Greater Noida Industrial Development Authority

Agency overview
- Formed: 28 January 1991; 34 years ago
- Jurisdiction: Government of Uttar Pradesh
- Motto: Planned with an obsession
- Agency executives: Alok Tandon, Chairman; Narendra Bhooshan, CEO;
- Parent agency: Department of Infrastructure and Industrial Development
- Website: www.greaternoidaauthority.in

= Greater Noida Industrial Development Authority =

Nodal agency that administers the city of Greater Noida in Uttar Pradesh, India

Greater Noida Industrial Development Authority (GNIDA), simply sometimes Greater Noida Authority and at times shortened to GreNo Authority, is a nodal agency and planning authority solely responsible for the administration of Greater Noida city in the Gautam Buddha Nagar district of the Indian state of Uttar Pradesh. It comes under the Uttar Pradesh government's Department of Infrastructure and Industrial Development.

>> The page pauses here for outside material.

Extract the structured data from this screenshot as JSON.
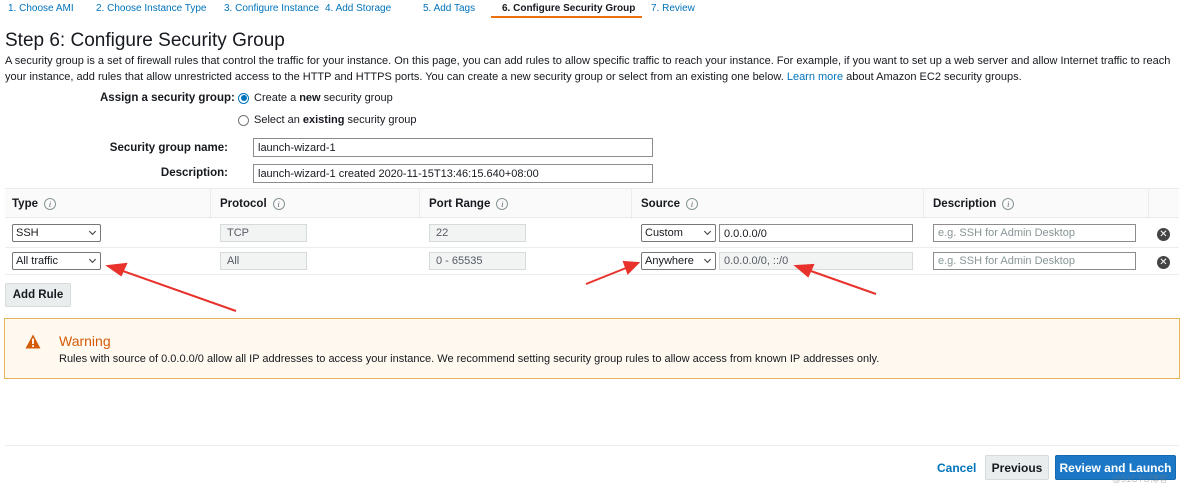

Established in January 1991 by the Government of Uttar Pradesh during the First Mulayam Singh Yadav ministry under the UP Industrial Area Development Act, 1976, it is responsible for the city's overall planning, development, maintenance, regulation and operation and is among the nine industrial development authorities of Uttar Pradesh.

== History ==
Greater Noida Industrial Development Authority was established as a statutory authority on 28 January 1991 by the Government of Uttar Pradesh during the First Mulayam Singh Yadav ministry in accordance with the UP Industrial Area Development Act, 1976, which mandates that every UP city must have a municipal authority of its own.